La psicología de las masas: una responsabilidad que los gobiernos no pueden ignorar
La seguridad en los eventos masivos no puede depender de la suerte: se decide antes de abrir las puertas, con prevención, supervisión y una gestión de multitudes basada en evidencia.
Los eventos masivos representan espacios de convivencia, cultura y entretenimiento; sin embargo, también evidencian una realidad que con frecuencia es subestimada por las autoridades: el comportamiento de las multitudes puede transformarse en un factor de alto riesgo cuando no existe una adecuada planeación. La psicología de las masasdemuestra que, bajo determinadas circunstancias, las personas pueden actuar impulsivamente, influenciadas por las emociones colectivas y por las acciones de quienes las rodean. A pesar de ello, muchos gobiernos continúan enfocándose únicamente en la logística del evento y dejan en segundo plano la preparación de la ciudadanía para enfrentar situaciones de emergencia.
Uno de los fenómenos más peligrosos es el contagio emocional. Un rumor, un grito o una reacción inesperada pueden desencadenar pánico colectivo en cuestión de segundos. Cuando esto ocurre, la multitud suele perder la capacidad de analizar racionalmente la situación y responde con desesperación. Las consecuencias son conocidas: empujones, estampidas, personas lesionadas e incluso pérdidas humanas. Estos hechos no pueden considerarse simples accidentes; en muchos casos reflejan la falta de prevención y de protocolos claros por parte de quienes autorizaron y organizaron el evento.
También resulta preocupante que muchas personas, al sentirse protegidas por el anonimato que ofrece una multitud, adopten conductas irresponsables o violentas. Empujar para obtener un mejor lugar, ignorar las rutas de evacuación, invadir zonas restringidas o enfrentarse con otros asistentes son comportamientos que incrementan el riesgo para todos. Aunque cada individuo es responsable de sus actos, corresponde a las autoridades establecer mecanismos que reduzcan estas conductas mediante información, vigilancia y una organización eficiente.
Con frecuencia, los gobiernos reaccionan únicamente cuando ocurre una tragedia. Después de un incidente se anuncian investigaciones, nuevas regulaciones y promesas de mayor seguridad, pero pocas veces se desarrollan campañas permanentes de educación ciudadana sobre cómo actuar en eventos masivos. La prevención debería comenzar mucho antes de abrir las puertas de un estadio, una plaza o un recinto, informando claramente a la población sobre protocolos de evacuación, puntos de reunión y conductas que pueden poner en peligro a toda la multitud.

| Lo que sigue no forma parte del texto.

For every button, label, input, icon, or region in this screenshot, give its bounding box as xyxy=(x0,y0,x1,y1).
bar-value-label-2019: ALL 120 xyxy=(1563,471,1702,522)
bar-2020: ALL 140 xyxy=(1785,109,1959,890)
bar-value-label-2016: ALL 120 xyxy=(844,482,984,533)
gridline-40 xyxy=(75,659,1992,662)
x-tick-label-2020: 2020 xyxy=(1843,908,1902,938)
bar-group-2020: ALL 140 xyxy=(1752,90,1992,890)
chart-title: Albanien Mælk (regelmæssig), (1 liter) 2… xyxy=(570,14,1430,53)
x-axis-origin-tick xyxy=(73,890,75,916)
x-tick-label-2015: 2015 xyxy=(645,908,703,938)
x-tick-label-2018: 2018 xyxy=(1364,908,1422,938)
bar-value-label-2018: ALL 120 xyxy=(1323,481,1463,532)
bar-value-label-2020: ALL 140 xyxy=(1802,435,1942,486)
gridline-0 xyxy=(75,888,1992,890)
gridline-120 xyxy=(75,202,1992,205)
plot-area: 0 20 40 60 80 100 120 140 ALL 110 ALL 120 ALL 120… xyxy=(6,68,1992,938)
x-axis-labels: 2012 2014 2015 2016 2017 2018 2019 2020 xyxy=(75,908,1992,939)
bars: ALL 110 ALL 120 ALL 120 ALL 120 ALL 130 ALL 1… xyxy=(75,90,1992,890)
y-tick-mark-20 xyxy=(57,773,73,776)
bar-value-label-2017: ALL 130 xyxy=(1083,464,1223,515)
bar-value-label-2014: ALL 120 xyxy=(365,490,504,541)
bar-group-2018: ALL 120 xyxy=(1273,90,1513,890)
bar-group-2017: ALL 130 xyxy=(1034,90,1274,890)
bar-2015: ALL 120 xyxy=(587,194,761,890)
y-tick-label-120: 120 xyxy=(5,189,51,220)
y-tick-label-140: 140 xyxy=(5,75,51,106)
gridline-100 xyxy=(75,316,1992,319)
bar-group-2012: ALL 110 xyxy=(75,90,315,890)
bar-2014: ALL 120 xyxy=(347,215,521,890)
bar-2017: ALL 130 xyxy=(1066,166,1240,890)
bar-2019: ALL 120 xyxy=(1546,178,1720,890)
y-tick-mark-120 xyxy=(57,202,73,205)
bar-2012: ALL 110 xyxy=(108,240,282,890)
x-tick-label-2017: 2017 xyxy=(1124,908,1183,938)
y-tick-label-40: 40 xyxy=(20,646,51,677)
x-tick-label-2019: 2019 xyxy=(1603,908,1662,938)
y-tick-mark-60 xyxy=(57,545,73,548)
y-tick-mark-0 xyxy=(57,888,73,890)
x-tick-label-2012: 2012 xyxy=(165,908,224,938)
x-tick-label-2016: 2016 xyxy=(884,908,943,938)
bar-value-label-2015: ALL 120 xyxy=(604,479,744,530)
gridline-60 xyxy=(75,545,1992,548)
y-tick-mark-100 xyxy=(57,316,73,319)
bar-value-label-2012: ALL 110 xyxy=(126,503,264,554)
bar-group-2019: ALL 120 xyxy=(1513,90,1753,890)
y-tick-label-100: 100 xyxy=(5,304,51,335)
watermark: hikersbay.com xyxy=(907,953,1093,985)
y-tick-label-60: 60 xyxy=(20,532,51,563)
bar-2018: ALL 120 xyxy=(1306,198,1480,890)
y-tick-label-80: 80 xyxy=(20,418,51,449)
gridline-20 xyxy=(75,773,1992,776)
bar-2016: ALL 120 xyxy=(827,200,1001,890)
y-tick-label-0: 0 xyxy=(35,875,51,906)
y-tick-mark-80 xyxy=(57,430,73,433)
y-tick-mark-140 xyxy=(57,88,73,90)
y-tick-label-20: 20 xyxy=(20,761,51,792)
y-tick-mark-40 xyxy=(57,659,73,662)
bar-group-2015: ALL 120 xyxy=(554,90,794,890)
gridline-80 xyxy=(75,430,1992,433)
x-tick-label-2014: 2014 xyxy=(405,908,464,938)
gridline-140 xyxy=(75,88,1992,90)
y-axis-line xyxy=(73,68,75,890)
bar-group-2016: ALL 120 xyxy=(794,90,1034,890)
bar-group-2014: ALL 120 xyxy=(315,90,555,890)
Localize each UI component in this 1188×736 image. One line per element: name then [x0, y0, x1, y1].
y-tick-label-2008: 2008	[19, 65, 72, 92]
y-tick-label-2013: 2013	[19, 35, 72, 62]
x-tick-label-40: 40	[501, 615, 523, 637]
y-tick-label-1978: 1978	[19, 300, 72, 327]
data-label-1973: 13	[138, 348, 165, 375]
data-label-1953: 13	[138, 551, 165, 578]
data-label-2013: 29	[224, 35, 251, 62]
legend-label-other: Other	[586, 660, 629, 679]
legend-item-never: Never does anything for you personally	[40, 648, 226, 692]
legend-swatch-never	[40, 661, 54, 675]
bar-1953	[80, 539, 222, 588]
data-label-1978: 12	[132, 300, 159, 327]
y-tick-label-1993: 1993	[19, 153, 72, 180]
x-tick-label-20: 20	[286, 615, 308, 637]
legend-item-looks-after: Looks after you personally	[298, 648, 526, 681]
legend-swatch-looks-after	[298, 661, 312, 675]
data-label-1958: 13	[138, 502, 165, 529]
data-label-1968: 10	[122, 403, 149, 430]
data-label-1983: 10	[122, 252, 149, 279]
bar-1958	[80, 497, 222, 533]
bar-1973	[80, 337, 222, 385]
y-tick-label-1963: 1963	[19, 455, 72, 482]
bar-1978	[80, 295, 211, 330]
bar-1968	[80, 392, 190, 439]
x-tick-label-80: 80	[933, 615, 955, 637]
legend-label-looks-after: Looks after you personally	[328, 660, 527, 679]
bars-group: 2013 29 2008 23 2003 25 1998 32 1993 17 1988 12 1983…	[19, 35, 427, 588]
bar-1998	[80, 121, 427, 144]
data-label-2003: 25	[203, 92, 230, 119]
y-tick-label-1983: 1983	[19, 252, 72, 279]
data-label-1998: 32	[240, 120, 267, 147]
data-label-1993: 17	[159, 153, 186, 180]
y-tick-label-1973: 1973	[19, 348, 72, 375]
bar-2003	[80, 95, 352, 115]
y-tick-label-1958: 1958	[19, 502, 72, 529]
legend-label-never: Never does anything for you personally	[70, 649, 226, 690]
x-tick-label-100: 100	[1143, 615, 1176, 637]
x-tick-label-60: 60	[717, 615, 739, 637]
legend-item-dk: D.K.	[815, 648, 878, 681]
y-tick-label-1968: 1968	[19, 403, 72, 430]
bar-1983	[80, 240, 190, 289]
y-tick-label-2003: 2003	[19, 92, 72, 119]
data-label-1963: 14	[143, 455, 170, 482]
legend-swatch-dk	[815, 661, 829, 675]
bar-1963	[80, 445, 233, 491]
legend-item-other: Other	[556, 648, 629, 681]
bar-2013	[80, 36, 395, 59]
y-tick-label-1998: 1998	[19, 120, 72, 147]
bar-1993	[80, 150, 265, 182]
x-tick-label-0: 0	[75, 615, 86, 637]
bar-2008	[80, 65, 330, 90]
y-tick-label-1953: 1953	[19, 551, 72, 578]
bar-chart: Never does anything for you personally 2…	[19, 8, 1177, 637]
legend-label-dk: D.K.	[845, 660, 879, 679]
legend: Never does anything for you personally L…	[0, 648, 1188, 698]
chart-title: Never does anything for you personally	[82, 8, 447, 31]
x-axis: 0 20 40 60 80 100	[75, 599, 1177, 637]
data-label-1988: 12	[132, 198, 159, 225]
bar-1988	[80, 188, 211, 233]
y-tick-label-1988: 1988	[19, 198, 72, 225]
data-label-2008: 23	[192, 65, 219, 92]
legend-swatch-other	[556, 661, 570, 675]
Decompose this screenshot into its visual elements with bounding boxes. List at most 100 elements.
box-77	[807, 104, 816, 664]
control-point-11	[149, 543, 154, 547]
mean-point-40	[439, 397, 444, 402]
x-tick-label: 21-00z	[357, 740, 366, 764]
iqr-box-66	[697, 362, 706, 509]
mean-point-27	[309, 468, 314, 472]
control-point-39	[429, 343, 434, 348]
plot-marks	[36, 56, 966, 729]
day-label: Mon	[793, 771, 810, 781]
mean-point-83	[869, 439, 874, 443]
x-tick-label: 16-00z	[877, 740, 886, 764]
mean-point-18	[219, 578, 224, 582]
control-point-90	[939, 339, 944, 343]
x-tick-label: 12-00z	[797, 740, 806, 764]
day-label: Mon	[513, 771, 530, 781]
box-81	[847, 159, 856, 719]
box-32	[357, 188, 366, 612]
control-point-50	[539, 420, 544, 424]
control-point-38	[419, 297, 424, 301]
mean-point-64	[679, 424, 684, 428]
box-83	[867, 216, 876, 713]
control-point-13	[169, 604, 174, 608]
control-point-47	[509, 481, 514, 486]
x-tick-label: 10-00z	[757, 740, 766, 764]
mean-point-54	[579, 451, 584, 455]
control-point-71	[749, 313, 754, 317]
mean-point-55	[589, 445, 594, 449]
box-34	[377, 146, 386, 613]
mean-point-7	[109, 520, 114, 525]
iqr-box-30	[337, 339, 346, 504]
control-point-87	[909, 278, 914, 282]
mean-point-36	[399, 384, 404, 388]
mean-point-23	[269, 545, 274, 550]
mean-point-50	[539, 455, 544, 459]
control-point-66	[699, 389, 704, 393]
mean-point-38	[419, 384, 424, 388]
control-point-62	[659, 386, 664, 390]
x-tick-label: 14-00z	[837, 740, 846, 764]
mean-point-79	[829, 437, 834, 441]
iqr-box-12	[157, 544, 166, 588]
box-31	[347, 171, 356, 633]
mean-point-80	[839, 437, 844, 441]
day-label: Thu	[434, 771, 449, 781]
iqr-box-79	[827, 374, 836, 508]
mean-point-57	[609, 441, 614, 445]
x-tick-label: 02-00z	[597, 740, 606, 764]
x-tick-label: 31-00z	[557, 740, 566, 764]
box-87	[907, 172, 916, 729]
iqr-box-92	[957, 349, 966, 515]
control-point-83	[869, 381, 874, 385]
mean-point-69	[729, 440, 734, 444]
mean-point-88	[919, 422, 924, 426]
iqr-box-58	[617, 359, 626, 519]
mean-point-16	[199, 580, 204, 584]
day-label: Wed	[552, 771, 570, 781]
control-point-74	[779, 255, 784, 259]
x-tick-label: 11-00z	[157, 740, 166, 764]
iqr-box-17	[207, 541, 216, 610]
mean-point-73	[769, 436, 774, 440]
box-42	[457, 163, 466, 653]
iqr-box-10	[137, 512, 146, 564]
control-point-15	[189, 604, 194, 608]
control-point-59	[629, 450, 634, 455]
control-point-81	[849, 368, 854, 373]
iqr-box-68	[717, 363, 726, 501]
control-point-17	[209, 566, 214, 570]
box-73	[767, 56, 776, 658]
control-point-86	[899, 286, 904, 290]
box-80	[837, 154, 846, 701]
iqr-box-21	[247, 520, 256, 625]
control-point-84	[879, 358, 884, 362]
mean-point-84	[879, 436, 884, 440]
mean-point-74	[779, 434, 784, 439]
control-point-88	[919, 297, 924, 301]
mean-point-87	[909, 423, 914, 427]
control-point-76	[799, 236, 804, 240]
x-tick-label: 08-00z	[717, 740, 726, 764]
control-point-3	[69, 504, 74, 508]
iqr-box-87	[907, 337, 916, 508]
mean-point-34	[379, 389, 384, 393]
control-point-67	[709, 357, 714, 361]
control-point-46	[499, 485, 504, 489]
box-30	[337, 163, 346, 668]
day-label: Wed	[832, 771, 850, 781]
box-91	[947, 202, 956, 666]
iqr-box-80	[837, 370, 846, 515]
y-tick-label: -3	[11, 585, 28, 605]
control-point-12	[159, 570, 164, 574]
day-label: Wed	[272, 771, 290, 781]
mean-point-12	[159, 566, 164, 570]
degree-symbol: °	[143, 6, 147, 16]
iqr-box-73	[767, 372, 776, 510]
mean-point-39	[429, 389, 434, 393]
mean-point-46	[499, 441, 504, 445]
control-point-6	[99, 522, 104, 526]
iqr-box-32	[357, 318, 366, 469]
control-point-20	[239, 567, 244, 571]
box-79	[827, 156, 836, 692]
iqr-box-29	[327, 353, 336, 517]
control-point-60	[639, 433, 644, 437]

Asimismo, es indispensable que las autoridades supervisen rigurosamente a los organizadores de estos eventos. Autorizar una concentración de miles de personas implica garantizar que existan suficientes salidas de emergencia, personal capacitado, servicios médicos, señalización visible y planes de respuesta inmediata. La seguridad no debe convertirse en un requisito administrativo que solo se revisa en el papel, sino en una obligación permanente cuya finalidad sea proteger la vida de los asistentes.
La psicología de las masas también debe incorporarse al diseño de las políticas públicas relacionadas con espectáculos y concentraciones multitudinarias. Comprender cómo reaccionan las personas bajo presión permite planificar mejor los accesos, controlar los flujos de asistentes y comunicar instrucciones claras durante una emergencia. Ignorar este conocimiento científico significa asumir riesgos que pueden evitarse mediante capacitación, prevención y una adecuada gestión de multitudes.
En una sociedad donde los eventos masivos son cada vez más frecuentes, la seguridad no puede depender únicamente del comportamiento individual. Los gobiernos tienen la responsabilidad de anticiparse a los riesgos, informar a la población y garantizar condiciones que reduzcan la posibilidad de tragedias. La omisión, la improvisación o la falta de supervisión pueden tener consecuencias irreparables, por lo que la prevención debe ser considerada una prioridad y no una medida secundaria.
Cada vez que asistimos a un evento masivo depositamos nuestra confianza en que las autoridades y los organizadores han tomado todas las medidas necesarias para proteger nuestra integridad. Sin embargo, esa confianza debe estar respaldada por acciones reales y no solo por discursos o protocolos escritos. Como ciudadanos, también tenemos la responsabilidad de actuar con prudencia y respetar las normas de seguridad, pero es legítimo exigir que quienes autorizan y organizan estos eventos cumplan plenamente con su deber. La protección de la vida humana no puede depender de la suerte; debe ser el resultado de una planificación responsable, de decisiones bien fundamentadas y del compromiso permanente de los gobiernos con la seguridad de la población.
Referencias
Ortega y Gasset, J. (1930). La rebelión de las masas. Madrid: Espasa-Calpe.
Freud, S. (1921). Psicología de las masas y análisis del yo. Madrid: Alianza Editorial.